Madeleine DECHAVASSINE

Matricule 31639
decede
Photographie de Madeleine DECHAVASSINE
Photo anthropométrique prise le 18 mars 1940, après sa première arrestation, par le service de l’identité judiciaire. © Archives de la Préfecture de Police (APP), Paris.
Convoi 31000

Au fort de Romainville, en détention allemande. Droits réservés.

Madeleine, Marie, Roger naît le 29 novembre 1900 à Letanne (Ardennes), petit village sur les bords de la Meuse, fille d’Achille Roger, instituteur, et de Berthe Husson.

Elle obtient son diplôme d’ingénieur-chimiste à Nancy (Meurthe-et-Moselle).

Le 22 septembre 1925, à la maire du 5e arrondissement parisien, âgée de 24 ans, Madeleine Roger se marie avec Jean Dechavassine, 23 ans, négociant ; le couple, sans enfant, se séparera (jugement de divorce rendu en avril 1948).

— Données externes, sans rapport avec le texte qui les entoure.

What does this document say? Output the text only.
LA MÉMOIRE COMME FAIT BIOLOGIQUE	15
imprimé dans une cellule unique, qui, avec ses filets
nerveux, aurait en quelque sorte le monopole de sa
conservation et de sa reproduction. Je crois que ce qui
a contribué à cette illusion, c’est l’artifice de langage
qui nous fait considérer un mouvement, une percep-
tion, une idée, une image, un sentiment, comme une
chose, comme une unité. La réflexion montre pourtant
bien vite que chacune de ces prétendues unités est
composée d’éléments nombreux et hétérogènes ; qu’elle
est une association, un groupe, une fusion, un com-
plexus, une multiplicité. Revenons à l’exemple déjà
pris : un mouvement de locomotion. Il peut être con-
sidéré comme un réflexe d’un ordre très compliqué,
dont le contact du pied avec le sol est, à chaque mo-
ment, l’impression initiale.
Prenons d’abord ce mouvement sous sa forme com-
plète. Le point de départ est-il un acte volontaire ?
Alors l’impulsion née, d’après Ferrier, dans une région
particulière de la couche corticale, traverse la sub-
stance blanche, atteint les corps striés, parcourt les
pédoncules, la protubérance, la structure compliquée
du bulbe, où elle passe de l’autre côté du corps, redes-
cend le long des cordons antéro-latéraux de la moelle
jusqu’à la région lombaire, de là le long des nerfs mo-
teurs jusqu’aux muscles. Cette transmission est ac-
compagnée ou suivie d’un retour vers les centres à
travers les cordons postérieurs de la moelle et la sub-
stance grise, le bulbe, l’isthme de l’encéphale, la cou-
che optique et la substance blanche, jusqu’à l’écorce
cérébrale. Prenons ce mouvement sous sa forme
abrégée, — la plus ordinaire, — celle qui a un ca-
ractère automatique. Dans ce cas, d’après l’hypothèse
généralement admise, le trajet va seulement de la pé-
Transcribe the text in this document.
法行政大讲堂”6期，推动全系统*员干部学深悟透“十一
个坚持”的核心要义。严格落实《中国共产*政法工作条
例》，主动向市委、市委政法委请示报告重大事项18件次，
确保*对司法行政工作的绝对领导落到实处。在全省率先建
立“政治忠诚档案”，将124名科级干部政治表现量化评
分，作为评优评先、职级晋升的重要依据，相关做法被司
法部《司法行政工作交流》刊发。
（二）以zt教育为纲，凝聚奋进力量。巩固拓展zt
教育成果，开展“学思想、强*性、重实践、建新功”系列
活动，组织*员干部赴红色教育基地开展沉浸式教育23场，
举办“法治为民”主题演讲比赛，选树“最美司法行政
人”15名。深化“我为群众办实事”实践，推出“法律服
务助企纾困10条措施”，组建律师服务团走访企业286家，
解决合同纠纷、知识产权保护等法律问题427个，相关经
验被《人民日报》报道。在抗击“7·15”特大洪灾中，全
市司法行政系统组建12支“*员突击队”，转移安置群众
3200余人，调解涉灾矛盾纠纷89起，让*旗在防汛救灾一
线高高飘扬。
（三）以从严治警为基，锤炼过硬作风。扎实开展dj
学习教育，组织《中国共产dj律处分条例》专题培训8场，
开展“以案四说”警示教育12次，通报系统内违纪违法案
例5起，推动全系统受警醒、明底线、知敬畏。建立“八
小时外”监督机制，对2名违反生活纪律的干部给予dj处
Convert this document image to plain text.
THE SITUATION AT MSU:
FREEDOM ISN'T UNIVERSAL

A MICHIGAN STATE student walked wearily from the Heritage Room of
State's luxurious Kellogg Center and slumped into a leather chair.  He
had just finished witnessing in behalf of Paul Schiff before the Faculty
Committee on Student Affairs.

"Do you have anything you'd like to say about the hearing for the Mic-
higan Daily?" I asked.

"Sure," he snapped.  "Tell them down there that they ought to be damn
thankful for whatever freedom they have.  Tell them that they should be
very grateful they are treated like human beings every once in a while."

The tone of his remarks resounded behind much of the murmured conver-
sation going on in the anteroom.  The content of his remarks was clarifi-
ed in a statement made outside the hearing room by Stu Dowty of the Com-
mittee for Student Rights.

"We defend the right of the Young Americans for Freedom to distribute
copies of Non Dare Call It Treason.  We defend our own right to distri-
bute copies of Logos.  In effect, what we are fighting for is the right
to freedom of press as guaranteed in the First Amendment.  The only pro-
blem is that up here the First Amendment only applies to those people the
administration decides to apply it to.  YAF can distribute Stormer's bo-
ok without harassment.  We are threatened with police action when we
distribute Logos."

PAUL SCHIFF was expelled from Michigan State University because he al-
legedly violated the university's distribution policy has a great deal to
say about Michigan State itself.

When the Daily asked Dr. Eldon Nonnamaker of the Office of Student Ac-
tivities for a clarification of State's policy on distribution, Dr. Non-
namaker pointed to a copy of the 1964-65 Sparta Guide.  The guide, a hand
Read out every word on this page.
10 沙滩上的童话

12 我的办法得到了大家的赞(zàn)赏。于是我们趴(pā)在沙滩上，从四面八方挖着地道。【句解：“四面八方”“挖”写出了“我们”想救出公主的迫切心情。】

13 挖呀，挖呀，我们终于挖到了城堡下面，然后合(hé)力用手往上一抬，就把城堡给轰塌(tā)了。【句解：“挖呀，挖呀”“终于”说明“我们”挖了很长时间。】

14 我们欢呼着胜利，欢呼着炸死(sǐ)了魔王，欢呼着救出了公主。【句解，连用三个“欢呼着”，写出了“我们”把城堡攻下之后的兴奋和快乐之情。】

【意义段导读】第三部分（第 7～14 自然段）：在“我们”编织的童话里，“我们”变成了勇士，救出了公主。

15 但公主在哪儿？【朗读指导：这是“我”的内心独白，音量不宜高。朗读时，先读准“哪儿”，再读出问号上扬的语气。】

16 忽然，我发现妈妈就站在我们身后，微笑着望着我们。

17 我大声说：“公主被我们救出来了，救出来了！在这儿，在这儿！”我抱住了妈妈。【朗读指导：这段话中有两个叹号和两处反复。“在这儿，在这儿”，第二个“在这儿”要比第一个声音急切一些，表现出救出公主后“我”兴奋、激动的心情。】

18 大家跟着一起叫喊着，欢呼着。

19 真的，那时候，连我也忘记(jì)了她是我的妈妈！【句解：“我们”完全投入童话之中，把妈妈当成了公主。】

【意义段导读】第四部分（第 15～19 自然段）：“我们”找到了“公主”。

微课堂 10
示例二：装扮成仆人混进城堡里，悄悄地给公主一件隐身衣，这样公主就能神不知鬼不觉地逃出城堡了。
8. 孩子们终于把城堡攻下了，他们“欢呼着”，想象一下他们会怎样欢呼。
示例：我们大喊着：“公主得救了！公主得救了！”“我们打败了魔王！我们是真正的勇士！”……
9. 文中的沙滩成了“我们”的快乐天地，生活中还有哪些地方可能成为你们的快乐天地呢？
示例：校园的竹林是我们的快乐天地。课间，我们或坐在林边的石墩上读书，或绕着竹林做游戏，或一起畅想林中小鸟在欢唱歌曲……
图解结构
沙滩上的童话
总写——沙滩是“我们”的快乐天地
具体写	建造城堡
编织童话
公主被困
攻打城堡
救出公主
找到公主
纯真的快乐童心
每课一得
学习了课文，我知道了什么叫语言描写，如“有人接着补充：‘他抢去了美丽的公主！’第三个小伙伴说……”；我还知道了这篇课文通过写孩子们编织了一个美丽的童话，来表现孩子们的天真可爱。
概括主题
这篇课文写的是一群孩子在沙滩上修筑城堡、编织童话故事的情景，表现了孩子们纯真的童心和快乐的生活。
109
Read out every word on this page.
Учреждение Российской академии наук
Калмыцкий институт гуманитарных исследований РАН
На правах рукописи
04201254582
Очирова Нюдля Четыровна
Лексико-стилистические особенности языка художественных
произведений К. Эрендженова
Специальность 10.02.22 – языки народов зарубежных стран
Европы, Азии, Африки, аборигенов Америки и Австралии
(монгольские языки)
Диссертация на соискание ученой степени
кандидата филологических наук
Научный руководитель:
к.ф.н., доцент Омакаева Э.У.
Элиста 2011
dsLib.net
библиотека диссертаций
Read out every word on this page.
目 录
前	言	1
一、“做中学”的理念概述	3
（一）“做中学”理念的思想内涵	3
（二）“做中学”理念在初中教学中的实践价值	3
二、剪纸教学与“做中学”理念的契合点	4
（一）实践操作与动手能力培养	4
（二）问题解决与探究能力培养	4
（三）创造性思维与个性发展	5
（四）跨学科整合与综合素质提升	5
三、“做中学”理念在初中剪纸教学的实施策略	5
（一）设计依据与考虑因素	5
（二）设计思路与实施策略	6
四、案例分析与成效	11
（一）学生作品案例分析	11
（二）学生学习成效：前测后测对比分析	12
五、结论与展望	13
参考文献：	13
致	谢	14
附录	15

Madeleine Dechavassine adhère au parti communiste à la suite des grèves de 1936 : sous un régime socialiste, des possibilités pourraient s’ouvrir dans le domaine des sciences et la situation de la femme pourrait enfin évoluer.

Avant guerre, elle est domiciliée à Montreuil-sous-Bois [1] (Seine / Seine-Saint-Denis). Plus tard, elle habite au 43, avenue des Champs-Élysées… au Perreux (Seine / Val-de-Marne).

Le 27 août 1939, L’Humanité est interdite à la suite du pacte germano-soviétique. Dès ce jour, la section de Montreuil du parti communiste publie un premier numéro clandestin du journal. Madeleine et ses camarades – parmi lesquels Jean Renard, Fernand Vandenhove et Marceau Vergua qui seront déportés dans le convoi du 6 juillet 1942 – se chargent du transport de l’édition qui est diffusée dans la région Paris-Est. La police est alertée et tend une souricière à laquelle le groupe échappe.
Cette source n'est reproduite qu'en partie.